Postby gill1109 » Tue May 06, 2014 6:14 am

Heinera wrote:

Yes, I've read the paper for sure, and I still don't understand what simulated data Michel is requiring to settle his bet (in the simulation I would just set AliceTime equal to BobTime. No coincidence-time loophole, and none needed, since the simulation I had in mind is non-local).

You are right Heinera, it is very unclear what Michel wants. One can write down four lines of data such that the four empirical correlations equal +/- 1 (three negative and one positive, say). One can duplicate theses lines as often as one likes and add some lines with "non-coincidence" particle pairs, so as to get any gamma you like.

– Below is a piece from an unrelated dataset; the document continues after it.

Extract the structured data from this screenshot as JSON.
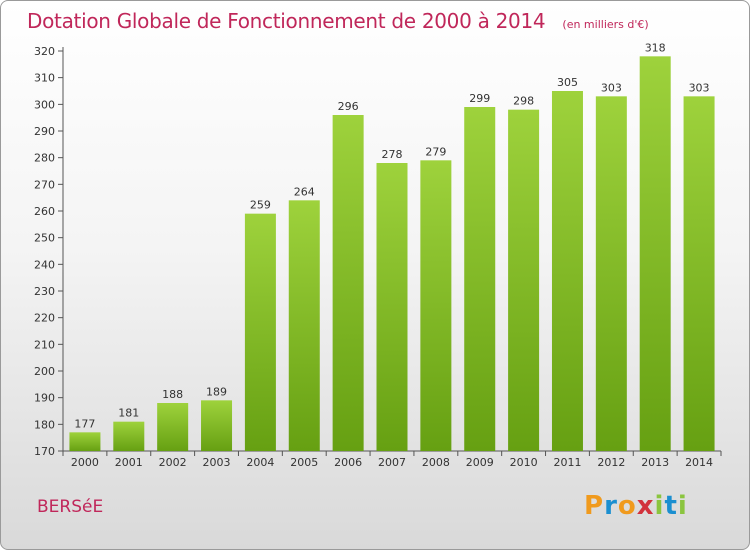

Because it was fun, I actually already wrote the code to simulate the model explicitly described at the end of our paper. It is completely local realistic and each particle pair is an independent sample from a fixed population of particle pairs. Each new pair of settings is selected randomly from the usual four pairs. None of the pairs are thrown away. The generated data are N lines of the form:

AliceSetting, AliceObservation, AliceTime; BobSetting, BobObservation, BobTime

One analyses the data just like people do in real experiments: keeping just those lines of the file, for which the two measurement times are within a certain fixed coincidence window. One calculates the empirical analogues of the four correlations and of the detection rate gamma. Then one looks at LG's inequality.

The model "saturates" (or attains) the inequality, ie in the large N limit one gets equality. With finite N, one has about 50-50 chance to exceed it. If N is not too large, the overshoot will often be much more than the tiny amount mentioned by Michel.

The code is ready, the data is ready, I am just wondering how much Michel will pay me for it, per line of data.